Acórdão Nº 08150175320178205001 de TJRN. Tribunal de Justiça do Rio Grande do Norte, Segunda Câmara Cível, 10-09-2020

Data de Julgamento10 Setembro 2020
Classe processualAPELAÇÃO CÍVEL
Número do processo08150175320178205001
ÓrgãoSegunda Câmara Cível
Tipo de documentoAcórdão

PODER JUDICIÁRIO
TRIBUNAL DE JUSTIÇA DO ESTADO DO RIO GRANDE DO NORTE
SEGUNDA CÂMARA CÍVEL

Processo: APELAÇÃO CÍVEL - 0815017-53.2017.8.20.5001
Polo ativo
MOURA DUBEUX ENGENHARIA E EMPREENDIMENTOS S/A e outros
Advogado(s): RONALD CASTRO DE ANDRADE, LARISSA SOARES FELISMINO
Polo passivo
GUSTAVO DE SOUZA TAVARES e outros
Advogado(s): THIAGO TAVARES DE QUEIROZ

Apelação Cível n° 0815017-53.2017.8.20.5001.

Apelante: Md RN Maria Bernadete Construções Ltda.

Advogados: Ronald Castro de Andrade (5978/RN) e outra.

Apelados: Gustavo de Souza Tavares e outros.

Advogado: Thiago Tavares de Queiroz (7226/RN).

Relatora: Desembargadora Maria Zeneide Bezerra.

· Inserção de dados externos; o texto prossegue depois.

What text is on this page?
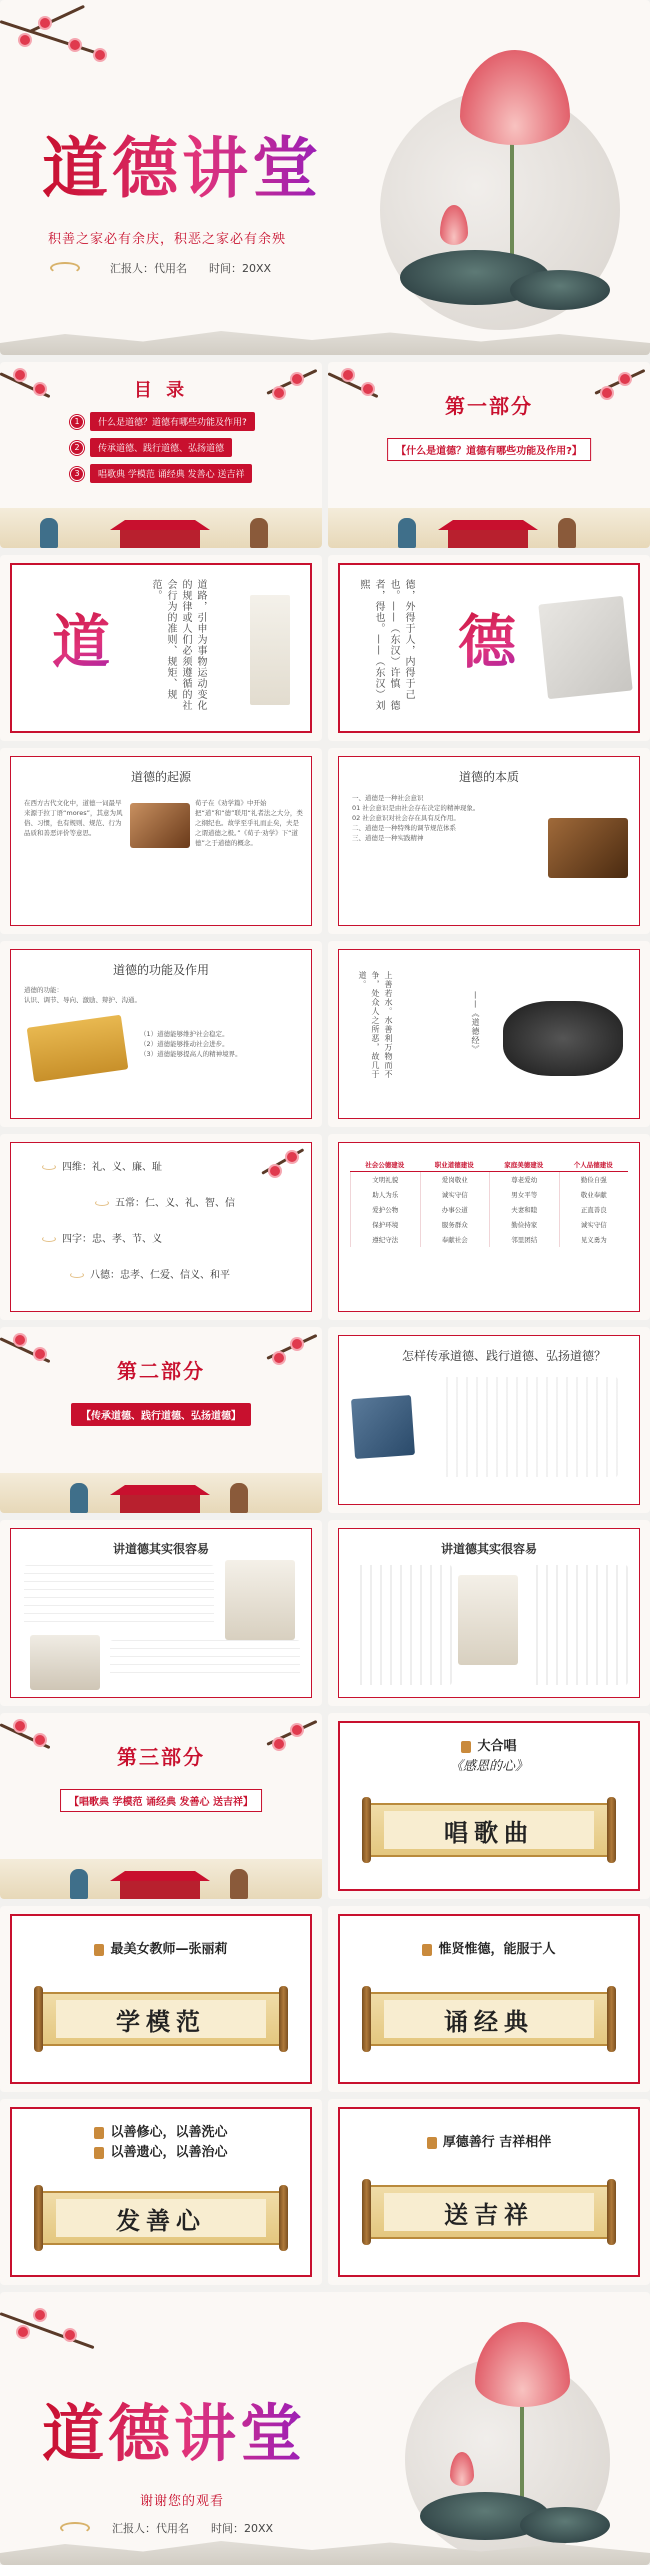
道德讲堂
积善之家必有余庆，积恶之家必有余殃
汇报人：代用名　　时间：20XX
目 录
1	什么是道德？道德有哪些功能及作用?
2	传承道德、践行道德、弘扬道德
3	唱歌典 学模范 诵经典 发善心 送吉祥
第一部分
【什么是道德？道德有哪些功能及作用?】
道	道路，引申为事物运动变化的规律或人们必须遵循的社会行为的准则、规矩、规范。	德，外得于人，内得于己也。——（东汉）许慎　德者，得也。——（东汉）刘熙
德
道德的起源
在西方古代文化中，道德一词最早来源于拉丁语“mores”，其意为风俗、习惯，也有规则、规范、行为品质和善恶评价等意思。
荀子在《劝学篇》中开始把“道”和“德”联用“礼者法之大分，类之纲纪也。故学至乎礼而止矣，夫是之谓道德之极。”《荀子·劝学》下“道德”之于道德的概念。
道德的本质
一、道德是一种社会意识
01 社会意识是由社会存在决定的精神现象。
02 社会意识对社会存在具有反作用。
二、道德是一种特殊的调节规范体系
三、道德是一种实践精神
道德的功能及作用
道德的功能：
认识、调节、导向、激励、辩护、沟通。
（1）道德能够维护社会稳定。
（2）道德能够推动社会进步。
（3）道德能够提高人的精神境界。	上善若水。水善利万物而不争，处众人之所恶，故几于道。
——《道德经》
四维：礼、义、廉、耻
五常：仁、义、礼、智、信
四字：忠、孝、节、义
八德：忠孝、仁爱、信义、和平
社会公德建设	职业道德建设	家庭美德建设	个人品德建设
文明礼貌	爱岗敬业	尊老爱幼	勤俭自强
助人为乐	诚实守信	男女平等	敬业奉献
爱护公物	办事公道	夫妻和睦	正直善良
保护环境	服务群众	勤俭持家	诚实守信
遵纪守法	奉献社会	邻里团结	见义勇为
第二部分
【传承道德、践行道德、弘扬道德】
怎样传承道德、践行道德、弘扬道德？
讲道德其实很容易	讲道德其实很容易
第三部分
【唱歌典 学模范 诵经典 发善心 送吉祥】
大合唱
《感恩的心》
唱歌曲
最美女教师—张丽莉
学模范
惟贤惟德，能服于人
诵经典
以善修心，以善洗心
以善遗心，以善治心
发善心
厚德善行 吉祥相伴
送吉祥
道德讲堂
谢谢您的观看
汇报人：代用名　　时间：20XX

EMENTA: DIREITO CIVIL E PROCESSUAL CIVIL. AÇÃO DE RESCISÃO CONTRATUAL. COMPRA E VENDA DE IMÓVEL RESIDENCIAL. PROCEDÊNCIA DO PEDIDO. RESCISÃO DO AJUSTE POR VONTADE DO COMPRADOR. RESTITUIÇÃO DE 90% (NOVENTA POR CENTO) DA QUANTIA DESEMBOLSADA. APELAÇÃO CÍVEL. PRELIMINAR DE NULIDADE DE SENTENÇA SUSCITADA PELO APELANTE. AUSÊNCIA FUNDAMENTAÇÃO. REJEIÇÃO. DESNECESSIDADE DE DISCUSSÃO EXAUSTIVA DE TODOS OS FUNDAMENTOS APRESENTADOS PELAS PARTES. MÉRITO. RETENÇÃO DE DESPESAS COM CORRETAGEM E PUBLICIDADE (3%) PREVISTA NO AJUSTE. ACOLHIMENTO. PRECEDENTES DO STJ. RESTITUIÇÃO DE IPTU E TAXAS DE CONDOMÍNIO. IMPOSSIBILIDADE. IMÓVEL QUE NÃO FOI ENTREGUE AOS ADQUIRENTES. JURISPRUDÊNCIA DO STJ E DESTA CORTE. RECURSO CONHECIDO E PARCIALMENTE PROVIDO.

ACÓRDÃO

Acordam os Desembargadores que integram a 2ª Câmara Cível, à unanimidade de votos, em Turma, sem opinamento ministerial, em Turma, conhecer, mas rejeitar a preliminar de nulidade de sentença suscitada pelo recorrente; no mérito, pela mesma votação, dar parcial provimento ao apelo, para reduzir a devolução da quantia paga pelos demandantes ao percentual de 87% (oitenta e sete por cento), nos termos do voto da Relatora.

RELATÓRIO

Md RN Maria Bernadete Construções Ltda interpôs apelação cível em face da sentença proferida pela Juízo da 14ª Vara Cível da Comarca de Natal/RN (ID3451314), o qual julgou procedente o pedido formulado pelos autores, Gustavo de Souza Tavares, Maryjane Ferreira dos Santos Tavares, Jose Evilacio da Cunha Amaral Junior, declarando rescindido o contrato de promessa de compra e venda do apartamento nº 704 do Edifício Maria Bernardete,, e condenando a demandada ao ressarcimento de 90% (noventa por cento) dos valores pagos pela aquisição do imóvel.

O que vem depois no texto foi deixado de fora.